Camille Polet : Autant on était plus ou moins compétents en termes de technique et de tournage, autant on ne savait pas comment produire un film. D’ailleurs, le producteur de tous les films, Maxime Roy ici présent, est ingénieur du son de formation. Cette ignorance a été libératrice, puisqu’au lieu de suivre des protocoles déjà établis, on a simplement inventé ensemble une manière de travailler qui nous soit propre.
Maxime Roy : Il y avait aussi l’idée que, à Paris, COMET serait le moyen de se créer une place plutôt que d’avoir à en trouver une dans le réseau existant.
Maxime Martinot : Et un moyen, aussi, de « dés-auteuriser » les films, ou du moins d’atténuer le sacre de l’auteur, dans un pays où son culte reste si fort.
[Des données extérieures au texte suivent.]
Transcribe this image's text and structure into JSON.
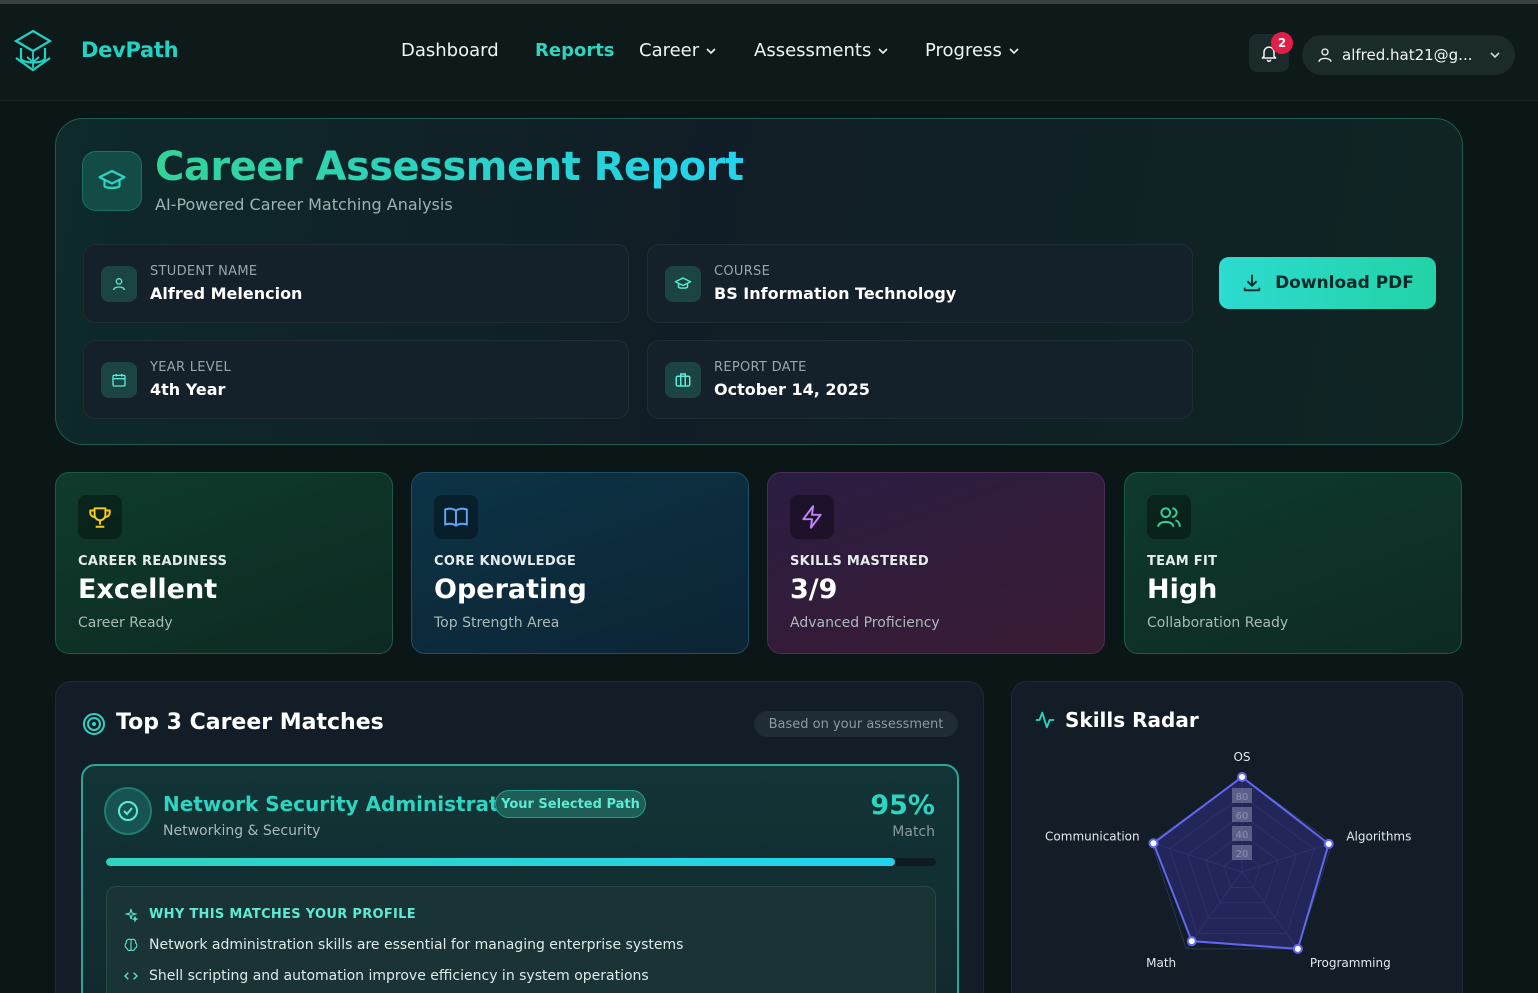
{
  "nav": {
    "brand": "DevPath",
    "links": [
      {
        "label": "Dashboard",
        "active": false,
        "dropdown": false
      },
      {
        "label": "Reports",
        "active": true,
        "dropdown": false
      },
      {
        "label": "Career",
        "active": false,
        "dropdown": true
      },
      {
        "label": "Assessments",
        "active": false,
        "dropdown": true
      },
      {
        "label": "Progress",
        "active": false,
        "dropdown": true
      }
    ],
    "notification_count": "2",
    "user_email": "alfred.hat21@g..."
  },
  "report": {
    "title": "Career Assessment Report",
    "subtitle": "AI-Powered Career Matching Analysis",
    "student_label": "STUDENT NAME",
    "student_value": "Alfred Melencion",
    "course_label": "COURSE",
    "course_value": "BS Information Technology",
    "year_label": "YEAR LEVEL",
    "year_value": "4th Year",
    "date_label": "REPORT DATE",
    "date_value": "October 14, 2025",
    "download_label": "Download PDF"
  },
  "stats": [
    {
      "label": "CAREER READINESS",
      "value": "Excellent",
      "desc": "Career Ready",
      "icon": "trophy-icon"
    },
    {
      "label": "CORE KNOWLEDGE",
      "value": "Operating",
      "desc": "Top Strength Area",
      "icon": "book-icon"
    },
    {
      "label": "SKILLS MASTERED",
      "value": "3/9",
      "desc": "Advanced Proficiency",
      "icon": "lightning-icon"
    },
    {
      "label": "TEAM FIT",
      "value": "High",
      "desc": "Collaboration Ready",
      "icon": "users-icon"
    }
  ],
  "matches": {
    "title": "Top 3 Career Matches",
    "chip": "Based on your assessment",
    "top": {
      "title": "Network Security Administrator",
      "badge": "Your Selected Path",
      "category": "Networking & Security",
      "percent": "95%",
      "percent_label": "Match",
      "progress": 0.95,
      "why_title": "WHY THIS MATCHES YOUR PROFILE",
      "reasons": [
        {
          "icon": "brain-icon",
          "text": "Network administration skills are essential for managing enterprise systems"
        },
        {
          "icon": "code-icon",
          "text": "Shell scripting and automation improve efficiency in system operations"
        }
      ]
    }
  },
  "radar": {
    "title": "Skills Radar",
    "axes": [
      "OS",
      "Algorithms",
      "Programming",
      "Math",
      "Communication"
    ],
    "ticks": [
      "20",
      "40",
      "60",
      "80"
    ],
    "colors": {
      "stroke": "#6366f1",
      "fill": "#312e81",
      "grid": "#2a3550"
    }
  },
  "chart_data": {
    "type": "radar",
    "title": "Skills Radar",
    "axes": [
      "OS",
      "Algorithms",
      "Programming",
      "Math",
      "Communication"
    ],
    "range": [
      0,
      100
    ],
    "ticks": [
      20,
      40,
      60,
      80
    ],
    "series": [
      {
        "values": [
          100,
          96,
          100,
          90,
          98
        ]
      }
    ]
  }
}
Il ne s’agit pas de films collectifs à proprement parler – tous sont signés individuellement – mais la dimension collective a un rôle central dans leur fabrication.
Léo Richard : Si on regarde un peu l’histoire de cette forme « collectif » au cinéma, on se rend assez vite compte que la plupart se sont cristallisés autour d’une figure forte de cinéaste – Cassavetes, Rohmer, etc. – se taillant une équipe à sa mesure. Il existe au fond assez peu de collectifs de cinéma semblables à ce que peuvent être, par exemple, des collectifs d’artistes, de graffeurs ou de rappeurs, dans lesquels chacun développe sa propre expression à l’intérieur d’une matrice collective. Ce qui ne veut pas dire pour autant que tout marche très bien et qu’on arrive, dans nos vies, à contrer l’individualisme ambiant. Le milieu est ce qu’il est, et on est loin de se maintenir barricadés dans une utopie.
D : Et où en êtes-vous aujourd’hui, en termes de moyens et d’effectifs ?
Maxime Roy : C’est en fait à ses débuts que l’association a regroupé le plus de membres, près d’une quarantaine. Il y avait eu une politique d’adhésion « de masse » pour lever des fonds, mais ça a vite entraîné un embourbement administratif. On a fini par créer une distinction entre membres actifs et membres bienfaiteurs, et à force de dégraissages on est arrivé à un effectif stable comptant entre dix et quinze personnes, avec des entrées et sorties régulières. Quant à l’argent des cotisations, fixées à douze euros par an, il sert surtout à couvrir les besoins administratifs. Les moyens de production viennent plutôt, côté financier, de subventions pour les projets étudiants, et côté technique, des formations qu’on a suivies.
Maxime Martinot : Tout ça peut donner l’impression d’une certaine rigidité, mais en réalité le réseau est à la fois ouvert et fermé, en fonction des affinités de chacun. Beaucoup de gens gravitent autour de COMET sans en être officiellement membres. Pour moi, c’est un endroit où je suis passé, c’est un aimant à faire des films, un moyen de consolider une force fluctuante.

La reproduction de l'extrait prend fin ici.